Kembali ke Jalan Simatupang, tidak perlu kajian lalu lintas untuk melihat bahwa kapasitas jalan tersebut sudah ngos-ngosan dalam mendukung aktivitas kota. Dengan pembangunan eksisting saja macetnya sudah sangat terasa, apalagi bila nantinya bangunan-bangunan yang saat ini sedang dalam tahap pembangunan (dan direncanakan dibangun) telah mulai beroperasi. Harus diingat bahwa pada awal Januari 2014, terdapat beberapa ruas Jalan Simatupang yang tergenang air hingga tidak bisa dilewati kendaraan (kontur tanah pada beberapa ruas jalan memang seperti palung, sehingga menyebabkan genangan/banjir).
Saya lebih setuju apabila pemberian intensitas tinggi di sepanjang Jalan Simatupang dikaji kembali atau dipersulit sekalian. Idealnya (versi saya) pemberian intensitas tinggi hanya diberikan di dekat mulut / pintu tol saja, tidak sepanjang koridor. Apapun kebijakan terhadap koridor Jalan Simatupang, pembangunan harus tetap mengacu pada rencana kota. Sebagai catatan harus diingat bahwa penetapan rencana kota (termasuk intensitas ruang di Jalan Simatupang) menggunakan proses teknokratis (teknis ilmiah), partisipatif, dan politis. Mungkin secara teori pada saat proses teknokratis disampaikan bahwa daerah selatan idealnya memiliki intensitas rendah untuk mencegah banjir. Namun harus diingat juga pada saat proses selanjutnya ada proses partisipatif mendengar masukan dari berbagai pihak khususnya warga kota (termasuk dalam definisi warga kota adalah pemilik tanah di koridor Jalan Simatupang). Dan terakhir tentunya harus diingat dan tidak bisa dipungkiri bahwa rencana kota merupakan produk politis dan mencerminkan kesepakatan warga kota.
Kembali ke persoalan bahwa saat ini adalah sudah banyak gedung tinggi di sepanjang koridor Simatupang. Apabila pemilik tanah di samping bangunan tinggi tersebut meminta izin untuk membangun bangunan tinggi (seperti sebelahnya), maka Pemerintah Provinsi DKI Jakarta susah menolak. Beberapa alasannya adalah :
- Mengacu pada rencana kota, di sepanjang koridor Jalan Simatupang memang diperbolehkan ada bangunan tinggi, sehingga para pemilik tanah juga berhak mengajukan permohonan izin membangun bangunan tinggi selama memenuhi syarat.
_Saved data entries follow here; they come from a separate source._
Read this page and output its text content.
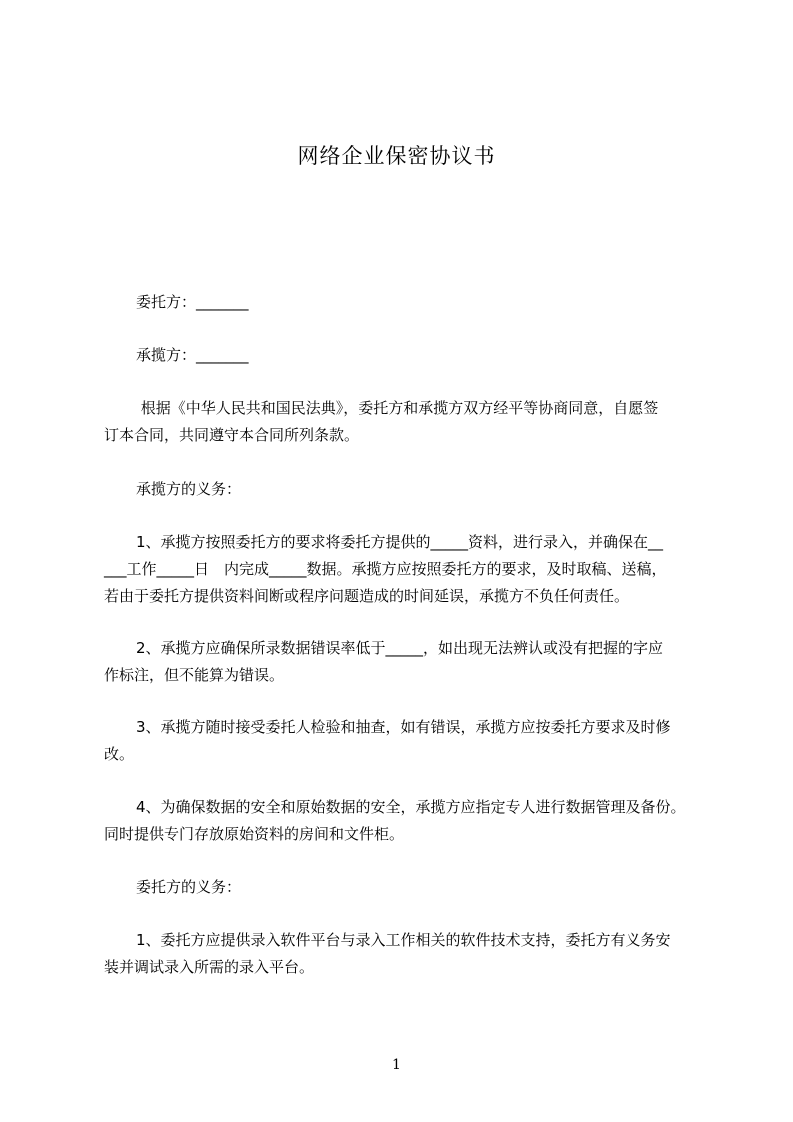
网络企业保密协议书
委托方：_______
承揽方：_______
根据《中华人民共和国民法典》，委托方和承揽方双方经平等协商同意，自愿签
订本合同，共同遵守本合同所列条款。
承揽方的义务：
1、承揽方按照委托方的要求将委托方提供的_____资料，进行录入，并确保在__
___工作_____日　内完成_____数据。承揽方应按照委托方的要求，及时取稿、送稿，
若由于委托方提供资料间断或程序问题造成的时间延误，承揽方不负任何责任。
2、承揽方应确保所录数据错误率低于_____，如出现无法辨认或没有把握的字应
作标注，但不能算为错误。
3、承揽方随时接受委托人检验和抽查，如有错误，承揽方应按委托方要求及时修
改。
4、为确保数据的安全和原始数据的安全，承揽方应指定专人进行数据管理及备份。
同时提供专门存放原始资料的房间和文件柜。
委托方的义务：
1、委托方应提供录入软件平台与录入工作相关的软件技术支持，委托方有义务安
装并调试录入所需的录入平台。
1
- Apabila pembangunan gedung tinggi di sepanjang koridor Jalan Simatupang di-hold maka akan memunculkan isu “keadilan”. Aspek keadilan ini maksudnya bahwa sudah banyak bangunan tinggi di sebelahnya namun pemilik tanah yang akan membangun baru tidak diperbolehkan membangun, sehingga bisa menimbulkan kecemburuan. Walaupun aspek keadilan ini bisa juga dipertentangkan apakah adil bagi masyarakat kota Jakarta secara keseluruhan yang merasakan dampak banjir dan macet akibat pembangunan baru tersebut.
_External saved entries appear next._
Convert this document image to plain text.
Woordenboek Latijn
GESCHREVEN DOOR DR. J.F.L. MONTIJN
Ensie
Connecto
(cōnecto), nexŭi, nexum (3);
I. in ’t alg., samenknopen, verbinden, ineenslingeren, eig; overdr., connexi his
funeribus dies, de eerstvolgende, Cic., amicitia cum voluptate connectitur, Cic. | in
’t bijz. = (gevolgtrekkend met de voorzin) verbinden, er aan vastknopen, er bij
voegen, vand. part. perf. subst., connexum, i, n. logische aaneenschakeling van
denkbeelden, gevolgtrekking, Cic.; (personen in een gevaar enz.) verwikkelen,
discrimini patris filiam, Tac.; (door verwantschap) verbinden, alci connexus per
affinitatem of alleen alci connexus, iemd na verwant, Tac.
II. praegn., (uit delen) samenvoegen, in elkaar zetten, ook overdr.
Inti yang ingin saya sampaikan adalah bahwa pertumbuhan di selatan Jakarta khususnya di sepanjang koridor Jalan Simatupang memang sangat susah dikendalikan (karena tekanan ekonomi sangat besar). Dengan demikian mungkin perlu alternatif yang bisa diterima berbagai pihak terkait pembangunan di koridor tersebut :
- Pembangunan gedung tinggi tetap tidak boleh melampaui KDB yang ada karena dalam rencana kota, koridor tersebut memiliki KDB yang tidak besar (walaupun dengan KDB rendah tetap bisa diakali dengan pertumbuhan vertikal ke atas, sehingga intensitas ruangnya tetap tinggi).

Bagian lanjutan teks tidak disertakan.